FACTS: Claimant is slightly mentally retarded and worked for Employer for 22 years. Claimant received about 26 unexcused absences over a five-month period, and Employer met with Claimant and her family to discuss the ramifications of accumulating more unexcused absences. Employer made an effort to work with Claimant before ultimately releasing her due to her long tenure with the company, however after accumulating four additional unexcused absences over a two-month period, Claimant was terminated. Claimant’s brother and legal guardian testified that Claimant sometimes became confused about her work schedule, and that most absences were due to a breathing problem Claimant suffers from. A reason for the final four unexcused absences was not provided.

After a determination that Claimant was not disqualified due to misconduct, the ALJ reversed, finding the evidence insufficient to conclude Claimant’s retardation was the cause of her attendance infractions. A split Board of Review affirmed, the dissent instead opining that Claimant’s actions were not “wanton or willful disregard” of Employer’s interests, but instead due to “inability or incapacity.”

DECISION: The decision of the Circuit Court affirming Claimant’s disqualification from benefits due to misconduct is affirmed as the court did not clearly err in finding the Board of Review’s decision was supported by the evidence and not contrary to law.

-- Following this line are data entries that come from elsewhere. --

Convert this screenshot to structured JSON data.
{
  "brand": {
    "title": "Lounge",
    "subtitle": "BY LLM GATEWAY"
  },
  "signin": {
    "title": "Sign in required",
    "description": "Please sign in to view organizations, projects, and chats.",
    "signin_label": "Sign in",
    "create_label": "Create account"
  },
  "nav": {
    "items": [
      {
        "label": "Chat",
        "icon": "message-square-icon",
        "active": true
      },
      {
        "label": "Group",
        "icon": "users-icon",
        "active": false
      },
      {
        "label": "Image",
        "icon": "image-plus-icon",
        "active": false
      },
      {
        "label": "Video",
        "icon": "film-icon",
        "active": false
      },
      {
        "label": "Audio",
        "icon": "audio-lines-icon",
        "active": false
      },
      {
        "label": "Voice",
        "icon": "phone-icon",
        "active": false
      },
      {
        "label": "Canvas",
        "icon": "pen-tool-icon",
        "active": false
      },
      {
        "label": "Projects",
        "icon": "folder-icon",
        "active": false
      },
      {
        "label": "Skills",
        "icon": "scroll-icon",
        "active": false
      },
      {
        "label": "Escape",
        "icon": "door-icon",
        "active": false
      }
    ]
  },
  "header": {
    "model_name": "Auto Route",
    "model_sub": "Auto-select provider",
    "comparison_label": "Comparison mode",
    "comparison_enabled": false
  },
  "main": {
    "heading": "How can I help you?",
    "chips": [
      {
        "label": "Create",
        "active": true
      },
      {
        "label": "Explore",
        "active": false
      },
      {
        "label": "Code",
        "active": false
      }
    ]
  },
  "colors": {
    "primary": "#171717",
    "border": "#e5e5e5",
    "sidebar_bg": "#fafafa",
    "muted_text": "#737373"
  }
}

RATIONALE: It is generally the employer’s burden to demonstrate disqualification for benefits. In the case of termination for excessive absences, disqualifying misconduct must be shown with evidence that the absences were not beyond the employee’s control or otherwise with good cause. However, if the relevant facts are entirely in the hands of the claimant and for all practical purposes cannot be discovered by the employer, the claimant bears the burden to provide a legitimate explanation for the absences.

Here, reasonable minds could differ as to whether Claimant provided sufficient evidence to provide a legitimate explanation for her absences. Plaintiff was able to work for Employer for 22 years before termination, suggesting the general ability to conform to Employer’s expectations, and the explanations provided as to the reason for some of her absences does not necessarily suffice to legitimately explain the particular absences resulting in Claimant’s termination. The standard of review is clear error, and the Circuit Court did not clearly err.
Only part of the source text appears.